(3 years, 8 months ago)
Grand CommitteeMy Lords, the noble Baroness, Lady Bowles of Berkhamsted, makes a good case for introducing skilled person reviews of the regulators in addition to the parliamentary oversight arrangements that I hope will be agreed satisfactorily. This transfers the boot to the other foot; the difficulty would be in deciding who could be skilled enough to assess the regulators. Would the costs ultimately be borne by the regulated firms?
In the first three years after the introduction of skilled person reviews by the regulators in 2014, fees paid for skilled person reviews, generally confined to a number of issues on parts of a firm’s business, or only one, amounted to more than £500 million. The cost of a review may amount to several hundred thousand pounds. The real cost in terms of diverted management time, legal costs and remediation activities is often much greater than the simple cost.
It is interesting that only some 8% of skilled person reviews have led to enforcement actions, even though many reviews at the time of launch were feared by firms as likely precursors to enforcement. The number of skilled person reviews commissioned by the PRA and FCA increased from 44 in 2017-18 to 51—or nearly one a week—in 2018-19. I worry that regular reviews of the regulators would be very expensive, in terms of money and time. As my noble friend Lady Neville-Rolfe often suggests, is this not a clear example of a case where an impact assessment should be undertaken before introducing a statutory requirement? I look forward to the views of other noble Lords and the Minister on this matter.
My Lords, I very much welcome the amendment. I have been a Member of your Lordships’ House for 30 years. Throughout that time we have had one crisis after another in the financial markets. I have the impression that most of the time they have been due to ignorance by top people of how the market is changing and of the new products and challenges. When I first got here in 1991 we had the Baring Brothers crisis. There was no doubt that the people sitting in London had no idea what a derivatives market was, and nor did the Bank of England. Nobody knew that Nick Leeson was operating on the Yokohama stock exchange. Public information was available, but nobody in London knew where it was. Therefore, they completely missed it. We also had the BCCI crisis, but that was a pure, untechnical fraud. That is another matter.
Most importantly, I remember debating the legislation that set up the FSA. At that time we thought the problem was that self-regulation had failed in various sectors, and that these sectors were interdependent, so we had to have an overarching framework. We set it all up, but it did not help when the crisis occurred in 2008. I remember reading the report by Adair Turner—now the noble Lord, Lord Turner. He said that they had been told by the experts not to disturb the markets and to trust them. We were very impressed by that and trusted the markets, but they were wrong.
Obviously, the interesting point is that by then the market had so many new products, with fairly sophisticated probability models behind them, that it would have been necessary for the regulators to be constantly aware of new developments in this field to be one step ahead of where the market was. I will give a slightly technical example. Adair Turner said that they were told that the markets were efficient, and therefore we should try not to correct what the markets were doing. We now know that the people who believed the market efficiency hypothesis and all that—and who convinced the world—were using very simple normal or bell-shaped distribution to model movements in the stock market. While normal distribution is very easy and frequently used, it is not suitable for every occasion in the market. What we call fat-tailed distribution would have been better and predicted the crisis much sooner. But this is a technical matter.

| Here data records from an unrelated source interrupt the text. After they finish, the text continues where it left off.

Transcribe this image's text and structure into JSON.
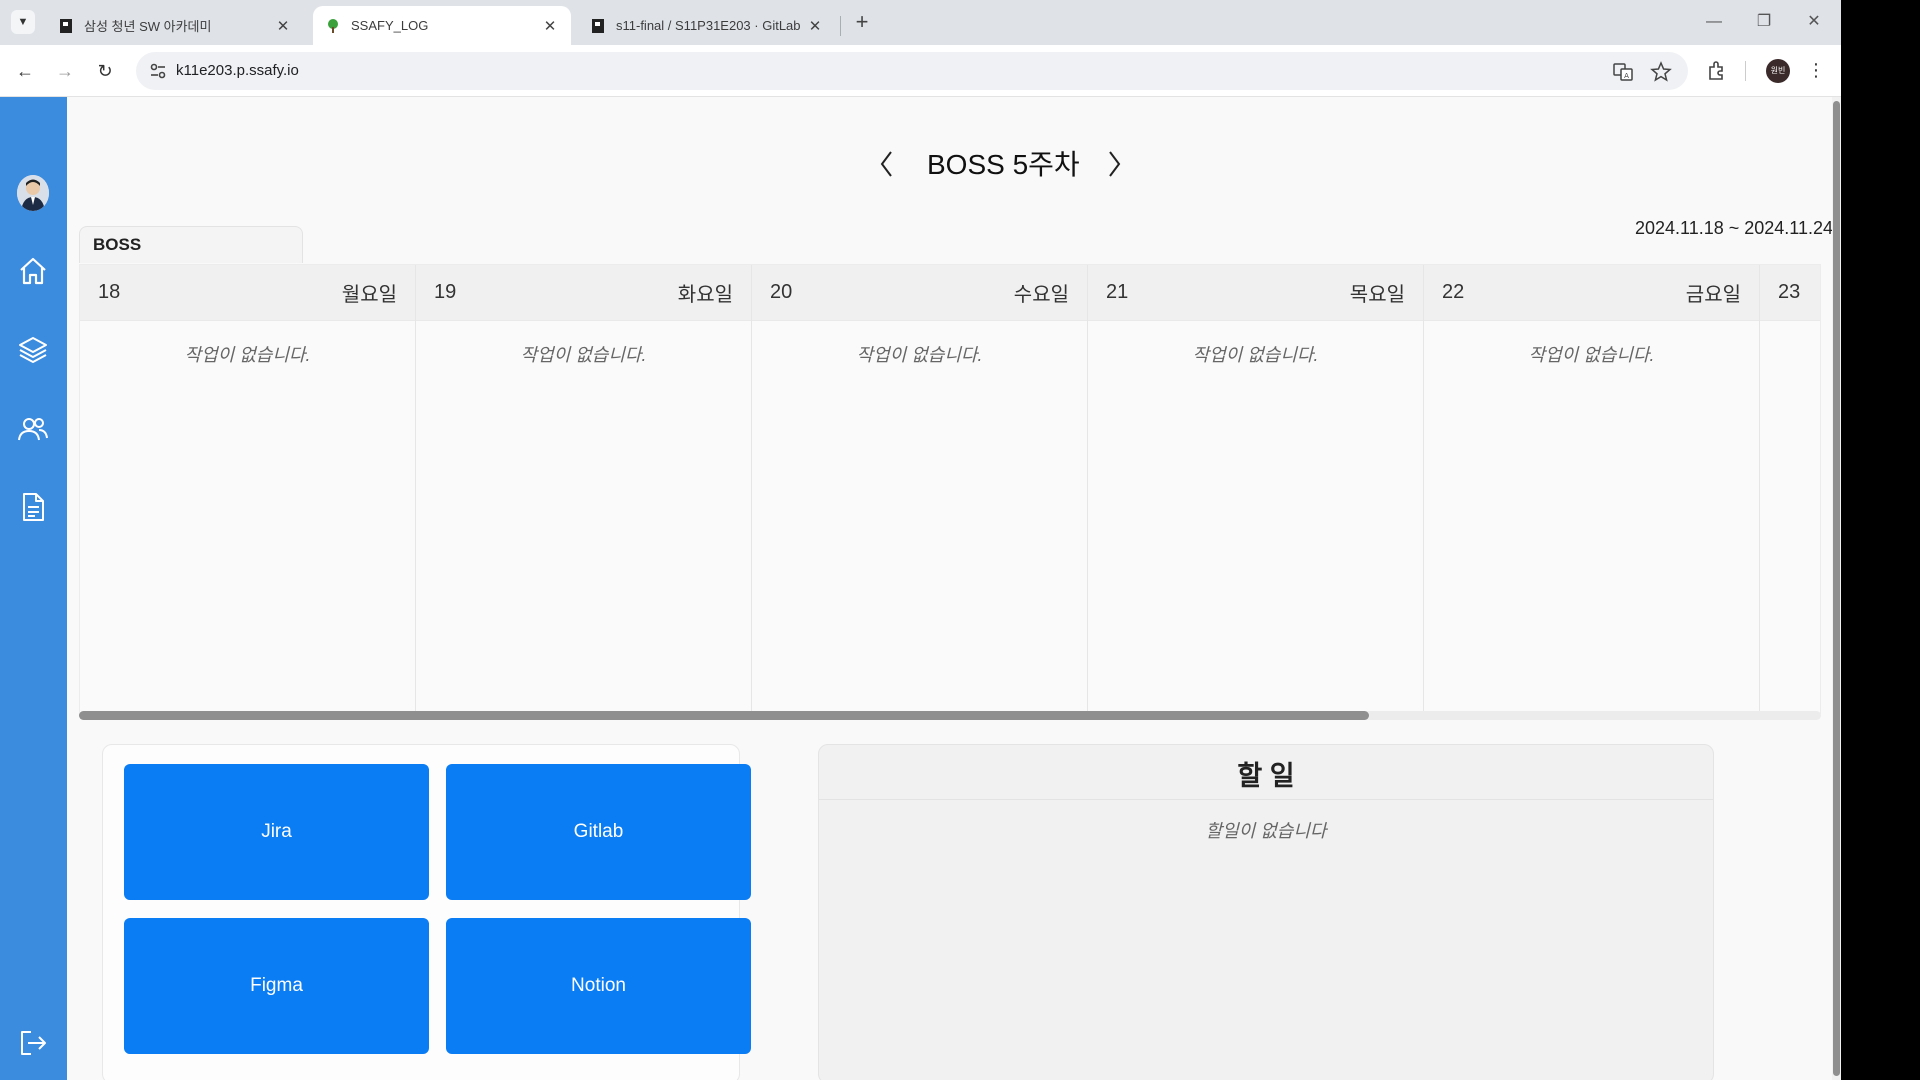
{
  "browser": {
    "tabs": [
      {
        "title": "삼성 청년 SW 아카데미",
        "favicon": "ssafy-favicon",
        "active": false
      },
      {
        "title": "SSAFY_LOG",
        "favicon": "leaf-favicon",
        "active": true
      },
      {
        "title": "s11-final / S11P31E203 · GitLab",
        "favicon": "ssafy-favicon",
        "active": false
      }
    ],
    "url": "k11e203.p.ssafy.io",
    "profile_label": "원빈"
  },
  "sidebar": {
    "items": [
      {
        "icon": "home-icon"
      },
      {
        "icon": "layers-icon"
      },
      {
        "icon": "users-icon"
      },
      {
        "icon": "document-icon"
      }
    ],
    "logout_icon": "logout-icon"
  },
  "header": {
    "title": "BOSS 5주차",
    "project_tab": "BOSS",
    "date_range": "2024.11.18 ~ 2024.11.24"
  },
  "calendar": {
    "days": [
      {
        "date": "18",
        "weekday": "월요일",
        "empty_text": "작업이 없습니다."
      },
      {
        "date": "19",
        "weekday": "화요일",
        "empty_text": "작업이 없습니다."
      },
      {
        "date": "20",
        "weekday": "수요일",
        "empty_text": "작업이 없습니다."
      },
      {
        "date": "21",
        "weekday": "목요일",
        "empty_text": "작업이 없습니다."
      },
      {
        "date": "22",
        "weekday": "금요일",
        "empty_text": "작업이 없습니다."
      },
      {
        "date": "23",
        "weekday": "",
        "empty_text": ""
      }
    ]
  },
  "links": {
    "jira": "Jira",
    "gitlab": "Gitlab",
    "figma": "Figma",
    "notion": "Notion"
  },
  "todo": {
    "title": "할 일",
    "empty_text": "할일이 없습니다"
  },
  "colors": {
    "sidebar": "#3b8bdf",
    "link_button": "#0a7cf4"
  }
}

The regulator might not know what is happening out there in the financial, economics field. It ought to be informed periodically where the knowledge has got to and where the products are. This is not something where the skilled person can necessarily come from the banking sector of one country or another. We might have to find a skilled person who knows how rapidly the market is changing, how new products are being developed, and how the nature of uncertainty itself is changing.
I believe that the amendment is very welcome. I will add one more thing. When I first read the Bill I was appalled that so much weight is being put on the FCA. I really feel that the FCA is not up to the task. I hope that after all this legislation, the Treasury review and so on we might get a better FCA, but I have grave doubts. If we are to have the FCA as it is right now, we urgently need a skilled person review, maybe not every five years but more frequently than that.
The noble Viscount, Lord Trenchard, referred to the cost. I can tell noble Lords that the cost of not doing this will be much more horrendous than the cost of doing it.
[Inaudible]—Amendment 45 in the names of my noble friends Lady Noakes and Lord Holmes of Richmond, and of the noble Baroness, Lady Bowles of Berkhamsted. We are midway through the process of transitioning from the familiar Libor benchmarks, the replacements for which have become more necessary since banks’ funding patterns have changed following the financial crisis. My noble friend Lord Holmes already asked the Minister what he thinks about synthetic Libor. I would also be most interested to hear his reply on that.
The Investment Association welcomes the additional powers for the FCA in the Bill as it will be better able to manage the transition, which should help to mitigate the uncertainty for holders of derivative contracts. There is the additional uncertainty caused by the existence of only temporary equivalence between UK and EU benchmark regulations. It is to be hoped that the EU will soon adopt the European Council’s recommendation to extend the transitioning period for third-country benchmark administrators to the end of 2025.
My noble friend’s Amendments 44 and 45 would be helpful improvements to the Bill, by making it clear that changes to benchmarks made by the FCA will apply to contracts made under benchmarks being revised. Rightly, they offer a safe harbour protecting parties to such contracts from legal actions resulting from benchmark changes. It is encouraging, as I mentioned, that the Investment Association supports this part of the Bill and I welcome these powers being handed to the FCA. My noble friend’s amendments would improve and reduce the risks inherent in exercising these powers and I support them.
My Lords, this is a technical matter and I have nothing to add to what was said by the noble Baroness, Lady Noakes. I am merely an academic but, when these things were going on, I wondered how people who swore by the free market could have had a cartel sitting in a little room, generating a rate of interest on which billions were based. Someday, somebody ought to explain to us how anybody could trust a cartel and hope that it will not be dishonest.